Version françaises par André Chouraqui…

Matyah 9, 9-13

Passant par là, Iéshoua‘ voit alors un homme assis à la gabelle.

Son nom: Matyah. Il lui dit: « Suis-moi. »

Il se lève et le suit.

Et c’est quand il est à table dans la maison,

voici, de nombreux gabelous et fauteurs viennent.

Ils se mettent à table avec Iéshoua‘ et ses adeptes.

Les Peroushîm voient et disent à ses adeptes:

« Pourquoi votre rabbi mange-t-il avec des gabelous et des fauteurs ? »

  1.     Iéshoua‘ entend et dit:

« Ceux qui sont forts n’ont pas besoin de médecin, mais ceux qui ont mal.

  1.     Et vous, allez apprendre ce qu’est:

‹ C’est la merci que je désire et non le sacrifice. ›

Non, je ne suis pas venu appeler des justes, mais des fauteurs. »

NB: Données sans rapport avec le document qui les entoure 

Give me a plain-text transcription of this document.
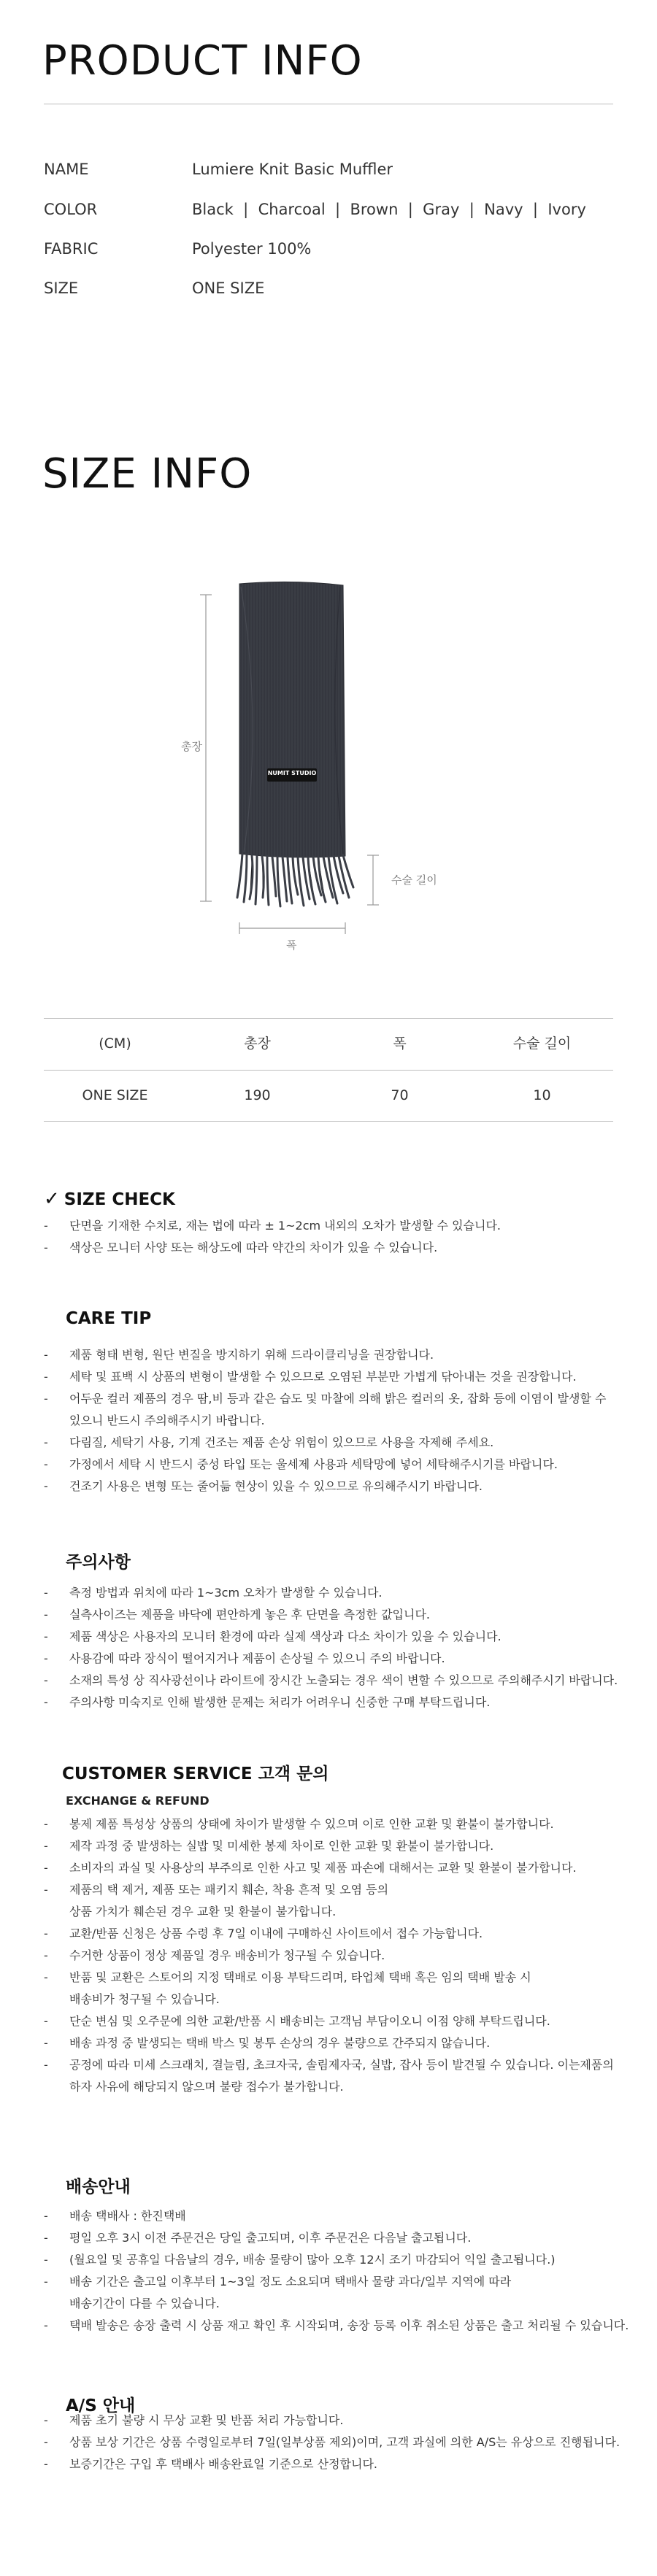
PRODUCT INFO
NAME	Lumiere Knit Basic Muffler
COLOR	Black  |  Charcoal  |  Brown  |  Gray  |  Navy  |  Ivory
FABRIC	Polyester 100%
SIZE	ONE SIZE
SIZE INFO
NUMIT STUDIO
총장
폭
수술 길이
(CM)	총장	폭	수술 길이
ONE SIZE	190	70	10
✓ SIZE CHECK
- 단면을 기재한 수치로, 재는 법에 따라 ± 1~2cm 내외의 오차가 발생할 수 있습니다.
- 색상은 모니터 사양 또는 해상도에 따라 약간의 차이가 있을 수 있습니다.
CARE TIP
- 제품 형태 변형, 원단 변질을 방지하기 위해 드라이클리닝을 권장합니다.
- 세탁 및 표백 시 상품의 변형이 발생할 수 있으므로 오염된 부분만 가볍게 닦아내는 것을 권장합니다.
- 어두운 컬러 제품의 경우 땀,비 등과 같은 습도 및 마찰에 의해 밝은 컬러의 옷, 잡화 등에 이염이 발생할 수
있으니 반드시 주의해주시기 바랍니다.
- 다림질, 세탁기 사용, 기계 건조는 제품 손상 위험이 있으므로 사용을 자제해 주세요.
- 가정에서 세탁 시 반드시 중성 타입 또는 울세제 사용과 세탁망에 넣어 세탁해주시기를 바랍니다.
- 건조기 사용은 변형 또는 줄어듦 현상이 있을 수 있으므로 유의해주시기 바랍니다.
주의사항
- 측정 방법과 위치에 따라 1~3cm 오차가 발생할 수 있습니다.
- 실측사이즈는 제품을 바닥에 편안하게 놓은 후 단면을 측정한 값입니다.
- 제품 색상은 사용자의 모니터 환경에 따라 실제 색상과 다소 차이가 있을 수 있습니다.
- 사용감에 따라 장식이 떨어지거나 제품이 손상될 수 있으니 주의 바랍니다.
- 소재의 특성 상 직사광선이나 라이트에 장시간 노출되는 경우 색이 변할 수 있으므로 주의해주시기 바랍니다.
- 주의사항 미숙지로 인해 발생한 문제는 처리가 어려우니 신중한 구매 부탁드립니다.
CUSTOMER SERVICE 고객 문의
EXCHANGE & REFUND
- 봉제 제품 특성상 상품의 상태에 차이가 발생할 수 있으며 이로 인한 교환 및 환불이 불가합니다.
- 제작 과정 중 발생하는 실밥 및 미세한 봉제 차이로 인한 교환 및 환불이 불가합니다.
- 소비자의 과실 및 사용상의 부주의로 인한 사고 및 제품 파손에 대해서는 교환 및 환불이 불가합니다.
- 제품의 택 제거, 제품 또는 패키지 훼손, 착용 흔적 및 오염 등의
상품 가치가 훼손된 경우 교환 및 환불이 불가합니다.
- 교환/반품 신청은 상품 수령 후 7일 이내에 구매하신 사이트에서 접수 가능합니다.
- 수거한 상품이 정상 제품일 경우 배송비가 청구될 수 있습니다.
- 반품 및 교환은 스토어의 지정 택배로 이용 부탁드리며, 타업체 택배 혹은 임의 택배 발송 시
배송비가 청구될 수 있습니다.
- 단순 변심 및 오주문에 의한 교환/반품 시 배송비는 고객님 부담이오니 이점 양해 부탁드립니다.
- 배송 과정 중 발생되는 택배 박스 및 봉투 손상의 경우 불량으로 간주되지 않습니다.
- 공정에 따라 미세 스크래치, 결늘림, 초크자국, 솔림제자국, 실밥, 잡사 등이 발견될 수 있습니다. 이는제품의
하자 사유에 해당되지 않으며 불량 접수가 불가합니다.
배송안내
- 배송 택배사 : 한진택배
- 평일 오후 3시 이전 주문건은 당일 출고되며, 이후 주문건은 다음날 출고됩니다.
- (월요일 및 공휴일 다음날의 경우, 배송 물량이 많아 오후 12시 조기 마감되어 익일 출고됩니다.)
- 배송 기간은 출고일 이후부터 1~3일 정도 소요되며 택배사 물량 과다/일부 지역에 따라
배송기간이 다를 수 있습니다.
- 택배 발송은 송장 출력 시 상품 재고 확인 후 시작되며, 송장 등록 이후 취소된 상품은 출고 처리될 수 있습니다.
A/S 안내
- 제품 초기 불량 시 무상 교환 및 반품 처리 가능합니다.
- 상품 보상 기간은 상품 수령일로부터 7일(일부상품 제외)이며, 고객 과실에 의한 A/S는 유상으로 진행됩니다.
- 보증기간은 구입 후 택배사 배송완료일 기준으로 산정합니다.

… et de soeur Jeanne d’Arc:

De là, Jésus passe…

Il voit un homme assis à la taxation, appelé Matthieu.

Il lui dit: „Suis-moi!”

Il se lève et le suit.

Or, quand il est assis à la table de la maison,

voici: de nombreux taxateurs et pécheurs.

Ils se mettaient à table avec Jésus et ses disciples.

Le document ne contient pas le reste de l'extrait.